One place they went wrong was in their belief in the legitimacy of the state. It was the state that had made slavery possible, including but not limited to the Father of Our Country his very se’f signing the Fugitive Slave Law that necessitated the extension of the Underground Railroad from the Mason-Dixon Line and Ohio River to the border with Canada. It was the state that then made Jim Crow possible. Political corruption in the Bible belt being no phenomenon new to our day, we can assume that even in the community imagined earlier, the black families would have paid 14% or more of the actual taxes gathered and gotten less than 14% of the budget. What apart from a belief in the legitimacy of the state would lead anyone to believe that the blacks should have been paying their school taxes to the white power structure to begin with? My friend’s victory in the integrated spelling bee—this was after six years in a “separate but unequal” school, don’t forget—is all the evidence I need to state with confidence that the blacks left to their own could have educated their children adequately in a system of their own device, without “help” from the white establishment.
That spelling bee was won during Martin Luther King’s heyday. Since then, Dr. King’s dream of integration—or at least the government-enforced means by which he expected to see it come to fruition—has come to pass.
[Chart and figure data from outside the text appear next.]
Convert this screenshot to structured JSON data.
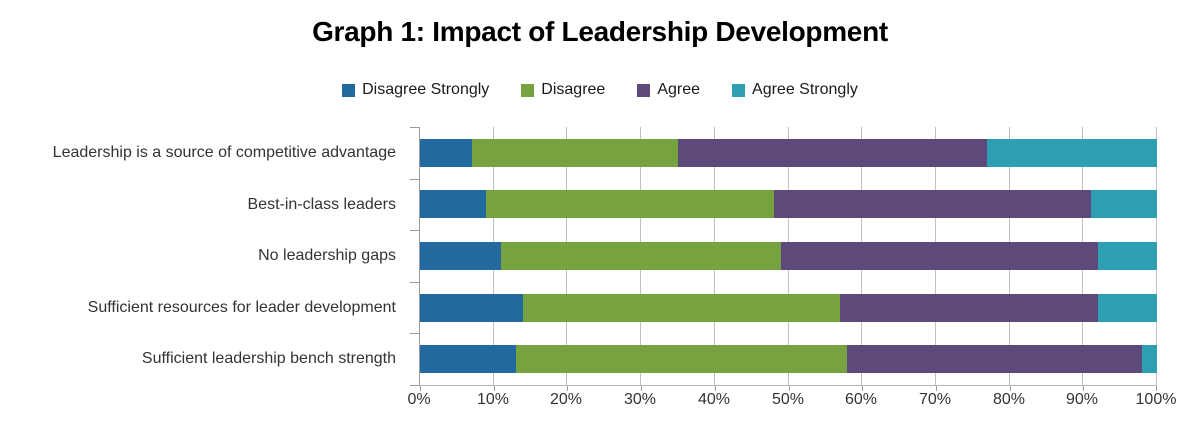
{
  "chart_data": {
    "type": "bar",
    "orientation": "horizontal-stacked",
    "title": "Graph 1: Impact of Leadership Development",
    "categories": [
      "Leadership is a source of competitive advantage",
      "Best-in-class leaders",
      "No leadership gaps",
      "Sufficient resources for leader development",
      "Sufficient leadership bench strength"
    ],
    "series": [
      {
        "name": "Disagree Strongly",
        "color": "#21699E",
        "values": [
          7,
          9,
          11,
          14,
          13
        ]
      },
      {
        "name": "Disagree",
        "color": "#76A240",
        "values": [
          28,
          39,
          38,
          43,
          45
        ]
      },
      {
        "name": "Agree",
        "color": "#5D4A7B",
        "values": [
          42,
          43,
          43,
          35,
          40
        ]
      },
      {
        "name": "Agree Strongly",
        "color": "#2CA0B2",
        "values": [
          23,
          9,
          8,
          8,
          2
        ]
      }
    ],
    "x_axis": {
      "min": 0,
      "max": 100,
      "tick_labels": [
        "0%",
        "10%",
        "20%",
        "30%",
        "40%",
        "50%",
        "60%",
        "70%",
        "80%",
        "90%",
        "100%"
      ]
    },
    "legend_position": "top",
    "grid": true,
    "style_colors": {
      "gridline": "#bfbfbf",
      "axis": "#9b9b9b",
      "tick_text": "#333333",
      "title_text": "#000000"
    }
  }
}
I have yet to hear anyone say that black people as a whole (as though one can rationally put all black people in the same box) are better off as a result. Some are better off, of course, but I suspect those are mostly people who crossed racial lines stompin’ at the Savoy or participating in some other meritocracy or, like my seatmate, simply learned to serve their neighbors in voluntary interactions. The most visible symbol of state-enforced integration, for one, did not fare well, and the story can be repeated many times.
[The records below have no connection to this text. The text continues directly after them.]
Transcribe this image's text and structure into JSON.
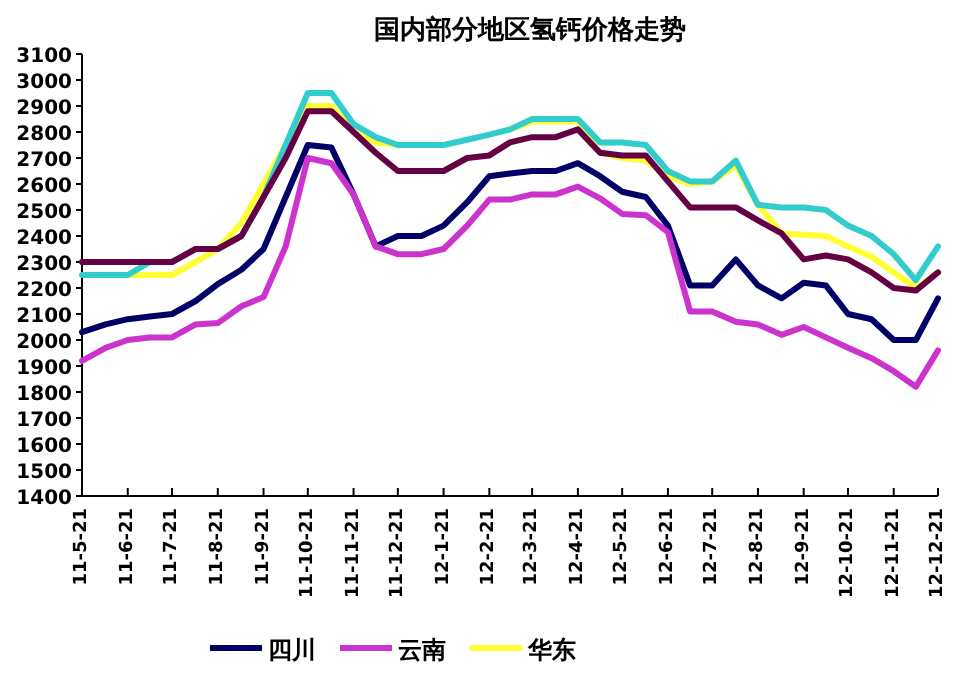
{
  "chart_data": {
    "type": "line",
    "title": "国内部分地区氢钙价格走势",
    "x": [
      "2011-05-21",
      "2011-06-06",
      "2011-06-21",
      "2011-07-06",
      "2011-07-21",
      "2011-08-06",
      "2011-08-21",
      "2011-09-06",
      "2011-09-21",
      "2011-10-06",
      "2011-10-21",
      "2011-11-06",
      "2011-11-21",
      "2011-12-06",
      "2011-12-21",
      "2012-01-06",
      "2012-01-21",
      "2012-02-06",
      "2012-02-21",
      "2012-03-06",
      "2012-03-21",
      "2012-04-06",
      "2012-04-21",
      "2012-05-06",
      "2012-05-21",
      "2012-06-06",
      "2012-06-21",
      "2012-07-06",
      "2012-07-21",
      "2012-08-06",
      "2012-08-21",
      "2012-09-06",
      "2012-09-21",
      "2012-10-06",
      "2012-10-21",
      "2012-11-06",
      "2012-11-21",
      "2012-12-06",
      "2012-12-21"
    ],
    "series": [
      {
        "name": "四川",
        "color": "#000066",
        "values": [
          2030,
          2060,
          2080,
          2090,
          2100,
          2150,
          2215,
          2270,
          2350,
          2550,
          2750,
          2740,
          2560,
          2360,
          2400,
          2400,
          2440,
          2530,
          2630,
          2640,
          2650,
          2650,
          2680,
          2630,
          2570,
          2550,
          2440,
          2210,
          2210,
          2310,
          2210,
          2160,
          2220,
          2210,
          2100,
          2080,
          2000,
          2000,
          2160
        ]
      },
      {
        "name": "云南",
        "color": "#cc33cc",
        "values": [
          1920,
          1970,
          2000,
          2010,
          2010,
          2060,
          2065,
          2130,
          2165,
          2360,
          2700,
          2680,
          2560,
          2360,
          2330,
          2330,
          2350,
          2440,
          2540,
          2540,
          2560,
          2560,
          2590,
          2545,
          2485,
          2480,
          2415,
          2110,
          2110,
          2070,
          2060,
          2020,
          2050,
          2010,
          1970,
          1930,
          1880,
          1820,
          1960
        ]
      },
      {
        "name": "华东",
        "color": "#ffff33",
        "values": [
          null,
          null,
          2250,
          2250,
          2250,
          2300,
          2350,
          2450,
          2600,
          2750,
          2900,
          2900,
          2800,
          2760,
          2750,
          null,
          null,
          null,
          null,
          2810,
          2840,
          2840,
          2840,
          2720,
          2700,
          2690,
          2630,
          2600,
          2610,
          2670,
          2520,
          2410,
          2405,
          2400,
          2360,
          2320,
          2260,
          2200,
          2260
        ]
      },
      {
        "color": "#33cccc",
        "values": [
          2250,
          2250,
          2250,
          2300,
          2300,
          2350,
          2350,
          2400,
          2550,
          2750,
          2950,
          2950,
          2830,
          2780,
          2750,
          2750,
          2750,
          2770,
          2790,
          2810,
          2850,
          2850,
          2850,
          2760,
          2760,
          2750,
          2650,
          2610,
          2610,
          2690,
          2520,
          2510,
          2510,
          2500,
          2440,
          2400,
          2330,
          2230,
          2360
        ]
      },
      {
        "color": "#660044",
        "values": [
          2300,
          2300,
          2300,
          2300,
          2300,
          2350,
          2350,
          2400,
          2550,
          2700,
          2880,
          2880,
          2800,
          2720,
          2650,
          2650,
          2650,
          2700,
          2710,
          2760,
          2780,
          2780,
          2810,
          2720,
          2710,
          2710,
          2610,
          2510,
          2510,
          2510,
          2460,
          2410,
          2310,
          2325,
          2310,
          2260,
          2200,
          2190,
          2260
        ]
      }
    ],
    "xlim": [
      "2011-05-21",
      "2012-12-21"
    ],
    "xticks": [
      {
        "value": "2011-05-21",
        "label": "11-5-21"
      },
      {
        "value": "2011-06-21",
        "label": "11-6-21"
      },
      {
        "value": "2011-07-21",
        "label": "11-7-21"
      },
      {
        "value": "2011-08-21",
        "label": "11-8-21"
      },
      {
        "value": "2011-09-21",
        "label": "11-9-21"
      },
      {
        "value": "2011-10-21",
        "label": "11-10-21"
      },
      {
        "value": "2011-11-21",
        "label": "11-11-21"
      },
      {
        "value": "2011-12-21",
        "label": "11-12-21"
      },
      {
        "value": "2012-01-21",
        "label": "12-1-21"
      },
      {
        "value": "2012-02-21",
        "label": "12-2-21"
      },
      {
        "value": "2012-03-21",
        "label": "12-3-21"
      },
      {
        "value": "2012-04-21",
        "label": "12-4-21"
      },
      {
        "value": "2012-05-21",
        "label": "12-5-21"
      },
      {
        "value": "2012-06-21",
        "label": "12-6-21"
      },
      {
        "value": "2012-07-21",
        "label": "12-7-21"
      },
      {
        "value": "2012-08-21",
        "label": "12-8-21"
      },
      {
        "value": "2012-09-21",
        "label": "12-9-21"
      },
      {
        "value": "2012-10-21",
        "label": "12-10-21"
      },
      {
        "value": "2012-11-21",
        "label": "12-11-21"
      },
      {
        "value": "2012-12-21",
        "label": "12-12-21"
      }
    ],
    "ylim": [
      1400,
      3100
    ],
    "yticks": [
      1400,
      1500,
      1600,
      1700,
      1800,
      1900,
      2000,
      2100,
      2200,
      2300,
      2400,
      2500,
      2600,
      2700,
      2800,
      2900,
      3000,
      3100
    ],
    "grid": false,
    "legend": "bottom",
    "marker": "none",
    "line_style": "solid"
  }
}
If our first responsibility after loving God is to love our neighbors as ourselves, to treat them the way we would want them to treat us, and to respect their bodies, property, reputations, and trust, that pretty much limits our use of lethal force against those not proven to be murderers and thieves to when our lives are in immediate danger (Ex 22:2). No matter how well intentioned they may be, state-enforced slavery, apartheid, and integration are all out of bounds. Absent the state, all three are also absent.
In such a society not everyone would choose to cross racial or other cultural lines. Sometimes those who would like to cross lines will find themselves unwelcome. As Christians, of course, we have been commanded to cross the ultimate cultural line, to engage people who see no reason to embrace our Lord, and we are rarely welcome. I would suggest, however, that whether our intended audience is jihadists, Klansmen, or the person in the next seat, we are more likely to succeed in our mission if we come with a “tell me your story” than with the state’s clunky armor (1 Sam 17:38-39).